The underlying layer routes according to the table. Is it fixed once a new task is created?
Why is the CDC instance on port 8300 not assigned any tasks?

| username: Meditator | Original post link

It is fixed, unless the capture (cdc-server) goes down, then it will be balanced to the remaining cdc-servers on a table-by-table basis.

| username: wluckdog | Original post link

How does the number of CDC process instances affect extraction? For example, what is the difference between having 2 CDC instances and 8 instances synchronizing CDC tasks?

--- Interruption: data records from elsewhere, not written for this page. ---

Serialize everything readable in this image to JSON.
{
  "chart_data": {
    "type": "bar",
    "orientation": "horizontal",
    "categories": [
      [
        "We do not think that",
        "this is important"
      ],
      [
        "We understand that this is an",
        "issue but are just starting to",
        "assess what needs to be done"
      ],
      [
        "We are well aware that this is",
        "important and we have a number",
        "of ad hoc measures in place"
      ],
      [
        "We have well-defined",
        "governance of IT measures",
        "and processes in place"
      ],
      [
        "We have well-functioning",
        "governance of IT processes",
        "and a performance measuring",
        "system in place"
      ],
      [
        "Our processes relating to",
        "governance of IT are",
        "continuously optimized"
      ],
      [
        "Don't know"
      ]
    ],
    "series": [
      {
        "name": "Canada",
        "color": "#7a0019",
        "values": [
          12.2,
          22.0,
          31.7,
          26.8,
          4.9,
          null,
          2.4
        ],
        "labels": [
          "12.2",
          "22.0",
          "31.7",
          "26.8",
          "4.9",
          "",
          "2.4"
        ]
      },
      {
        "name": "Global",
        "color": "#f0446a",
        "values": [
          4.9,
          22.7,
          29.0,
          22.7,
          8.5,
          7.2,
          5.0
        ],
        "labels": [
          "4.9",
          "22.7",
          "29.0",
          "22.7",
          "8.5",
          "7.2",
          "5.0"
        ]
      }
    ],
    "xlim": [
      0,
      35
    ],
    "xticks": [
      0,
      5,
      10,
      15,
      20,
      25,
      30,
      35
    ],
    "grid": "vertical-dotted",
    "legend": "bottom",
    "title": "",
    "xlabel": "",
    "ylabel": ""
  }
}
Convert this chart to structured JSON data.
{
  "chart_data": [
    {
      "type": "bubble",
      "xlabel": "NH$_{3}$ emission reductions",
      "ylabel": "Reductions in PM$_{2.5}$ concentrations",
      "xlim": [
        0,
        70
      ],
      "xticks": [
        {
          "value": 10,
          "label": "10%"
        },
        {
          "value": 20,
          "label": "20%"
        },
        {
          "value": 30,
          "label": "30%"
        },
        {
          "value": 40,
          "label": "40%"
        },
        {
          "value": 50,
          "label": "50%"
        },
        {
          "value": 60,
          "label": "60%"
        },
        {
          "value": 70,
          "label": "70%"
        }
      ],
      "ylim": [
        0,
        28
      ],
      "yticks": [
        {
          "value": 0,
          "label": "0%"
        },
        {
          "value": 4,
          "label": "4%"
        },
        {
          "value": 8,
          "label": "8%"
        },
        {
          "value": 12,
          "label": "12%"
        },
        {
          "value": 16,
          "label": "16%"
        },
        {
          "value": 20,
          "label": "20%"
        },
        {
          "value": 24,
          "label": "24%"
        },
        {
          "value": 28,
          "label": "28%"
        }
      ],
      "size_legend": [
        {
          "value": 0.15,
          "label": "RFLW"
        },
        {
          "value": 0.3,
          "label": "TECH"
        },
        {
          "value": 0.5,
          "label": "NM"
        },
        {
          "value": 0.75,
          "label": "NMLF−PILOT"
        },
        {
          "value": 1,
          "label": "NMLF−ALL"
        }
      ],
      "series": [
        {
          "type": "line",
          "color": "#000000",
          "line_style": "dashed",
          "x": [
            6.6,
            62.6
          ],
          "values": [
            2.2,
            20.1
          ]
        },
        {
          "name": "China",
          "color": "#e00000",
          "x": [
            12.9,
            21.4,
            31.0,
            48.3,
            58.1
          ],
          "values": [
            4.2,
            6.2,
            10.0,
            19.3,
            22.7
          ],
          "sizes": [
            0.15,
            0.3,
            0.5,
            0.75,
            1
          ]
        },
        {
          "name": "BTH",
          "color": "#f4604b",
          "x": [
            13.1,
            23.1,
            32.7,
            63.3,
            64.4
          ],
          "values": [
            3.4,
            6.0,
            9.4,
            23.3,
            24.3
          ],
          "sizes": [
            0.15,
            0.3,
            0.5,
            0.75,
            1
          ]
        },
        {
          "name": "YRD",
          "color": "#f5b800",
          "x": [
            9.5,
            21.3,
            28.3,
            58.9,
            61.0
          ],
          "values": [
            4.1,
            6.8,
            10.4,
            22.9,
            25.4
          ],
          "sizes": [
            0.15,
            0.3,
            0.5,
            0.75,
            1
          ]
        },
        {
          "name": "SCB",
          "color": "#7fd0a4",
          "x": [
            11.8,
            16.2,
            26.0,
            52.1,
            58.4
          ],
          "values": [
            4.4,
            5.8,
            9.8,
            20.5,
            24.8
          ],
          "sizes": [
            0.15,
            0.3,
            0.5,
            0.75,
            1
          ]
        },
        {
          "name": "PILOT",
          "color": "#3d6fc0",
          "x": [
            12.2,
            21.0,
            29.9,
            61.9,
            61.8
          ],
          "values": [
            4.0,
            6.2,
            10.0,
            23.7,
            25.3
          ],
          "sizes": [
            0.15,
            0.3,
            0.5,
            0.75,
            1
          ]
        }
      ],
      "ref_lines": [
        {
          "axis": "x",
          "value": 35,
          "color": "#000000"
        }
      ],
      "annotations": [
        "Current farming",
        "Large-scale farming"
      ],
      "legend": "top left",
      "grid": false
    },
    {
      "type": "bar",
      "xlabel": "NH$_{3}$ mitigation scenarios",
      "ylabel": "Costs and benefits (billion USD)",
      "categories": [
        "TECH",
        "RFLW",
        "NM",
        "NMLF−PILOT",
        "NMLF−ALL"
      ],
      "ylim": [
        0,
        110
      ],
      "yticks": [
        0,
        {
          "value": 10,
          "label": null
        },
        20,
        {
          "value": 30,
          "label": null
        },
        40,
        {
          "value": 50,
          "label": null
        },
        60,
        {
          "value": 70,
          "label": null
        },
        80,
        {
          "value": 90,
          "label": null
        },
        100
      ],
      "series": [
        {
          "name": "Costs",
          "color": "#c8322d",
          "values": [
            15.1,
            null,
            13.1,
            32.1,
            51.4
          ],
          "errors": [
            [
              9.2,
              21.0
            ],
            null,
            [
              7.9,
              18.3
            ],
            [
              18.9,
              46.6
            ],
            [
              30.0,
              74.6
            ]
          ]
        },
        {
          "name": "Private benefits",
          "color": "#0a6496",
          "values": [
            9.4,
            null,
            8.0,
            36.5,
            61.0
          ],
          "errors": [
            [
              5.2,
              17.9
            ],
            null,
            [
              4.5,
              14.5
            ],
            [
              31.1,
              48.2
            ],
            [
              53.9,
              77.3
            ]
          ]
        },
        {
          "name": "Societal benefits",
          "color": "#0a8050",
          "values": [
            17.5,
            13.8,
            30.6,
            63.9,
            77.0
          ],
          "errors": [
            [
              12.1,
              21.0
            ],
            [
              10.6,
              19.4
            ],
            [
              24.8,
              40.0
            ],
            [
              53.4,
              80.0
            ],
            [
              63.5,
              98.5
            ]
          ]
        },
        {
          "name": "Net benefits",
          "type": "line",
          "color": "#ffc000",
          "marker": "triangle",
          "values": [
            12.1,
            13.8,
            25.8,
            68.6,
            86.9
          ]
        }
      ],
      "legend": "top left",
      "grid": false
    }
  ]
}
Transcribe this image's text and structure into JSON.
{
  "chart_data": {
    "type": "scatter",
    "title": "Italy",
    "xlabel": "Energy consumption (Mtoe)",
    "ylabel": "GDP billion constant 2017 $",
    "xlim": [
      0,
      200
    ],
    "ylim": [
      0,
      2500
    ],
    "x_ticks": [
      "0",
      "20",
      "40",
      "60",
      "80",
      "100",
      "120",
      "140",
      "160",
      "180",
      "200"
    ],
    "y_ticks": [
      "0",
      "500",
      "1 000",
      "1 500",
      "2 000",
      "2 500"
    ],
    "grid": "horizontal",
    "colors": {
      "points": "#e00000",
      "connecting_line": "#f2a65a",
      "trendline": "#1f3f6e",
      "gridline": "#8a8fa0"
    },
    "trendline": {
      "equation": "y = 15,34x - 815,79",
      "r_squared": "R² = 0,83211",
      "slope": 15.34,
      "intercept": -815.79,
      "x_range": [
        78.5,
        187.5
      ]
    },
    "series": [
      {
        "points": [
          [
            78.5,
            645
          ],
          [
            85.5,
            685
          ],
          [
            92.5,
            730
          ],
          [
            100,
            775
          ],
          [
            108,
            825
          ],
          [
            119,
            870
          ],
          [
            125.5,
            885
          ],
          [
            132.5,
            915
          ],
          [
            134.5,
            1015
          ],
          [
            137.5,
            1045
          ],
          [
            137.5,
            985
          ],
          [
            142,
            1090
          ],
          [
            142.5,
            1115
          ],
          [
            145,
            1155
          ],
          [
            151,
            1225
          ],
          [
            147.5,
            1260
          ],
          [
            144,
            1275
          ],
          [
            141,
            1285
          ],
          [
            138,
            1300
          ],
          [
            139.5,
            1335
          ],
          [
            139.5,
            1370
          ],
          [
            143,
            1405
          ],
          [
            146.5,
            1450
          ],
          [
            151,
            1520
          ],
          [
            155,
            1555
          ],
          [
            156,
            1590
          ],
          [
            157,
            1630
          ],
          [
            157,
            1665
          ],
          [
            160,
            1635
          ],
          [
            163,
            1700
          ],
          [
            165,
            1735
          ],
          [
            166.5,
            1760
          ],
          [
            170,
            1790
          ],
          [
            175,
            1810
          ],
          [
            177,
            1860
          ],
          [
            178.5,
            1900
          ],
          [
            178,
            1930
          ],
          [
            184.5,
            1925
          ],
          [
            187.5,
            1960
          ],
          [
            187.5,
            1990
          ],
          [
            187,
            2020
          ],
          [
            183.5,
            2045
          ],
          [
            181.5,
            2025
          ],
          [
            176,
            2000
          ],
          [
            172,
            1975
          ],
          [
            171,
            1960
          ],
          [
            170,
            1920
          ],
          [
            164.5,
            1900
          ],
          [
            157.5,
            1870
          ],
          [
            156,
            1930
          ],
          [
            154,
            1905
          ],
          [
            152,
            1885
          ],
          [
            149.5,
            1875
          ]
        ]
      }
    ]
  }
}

| username: asddongmen | Original post link

The tables to be synchronized by changefeed will be allocated to different captures for synchronization based on the number of tables.

For the issue you encountered, please execute the ./cdc version command to get the CDC version information and paste it here to help us troubleshoot.
In theory, CDC should automatically load balance the tables. If it does not automatically load balance:

  1. You can use the openAPI to manually trigger the scheduling. Refer to: TiCDC OpenAPI v1 | PingCAP 文档中心
  2. If the above method does not work, consider pausing and restarting the changefeed.
  3. If neither of the above methods works, finally consider restarting the CDC owner node to refresh all states.
| username: wluckdog | Original post link

I have already restarted the CDC task, but the distribution is still uneven.
image
I have also adjusted the CDC task through commands, but it becomes uneven again after restarting.

| username: neilshen | Original post link

The issue of uneven scheduling has been optimized in version v6.2.0, which can automatically balance the number of tables on each TiCDC node. In previous versions, it was necessary to use the API to manually trigger balanced scheduling. For the method, refer to asddongmen’s answer.

| username: system | Original post link

This topic was automatically closed 60 days after the last reply. New replies are no longer allowed.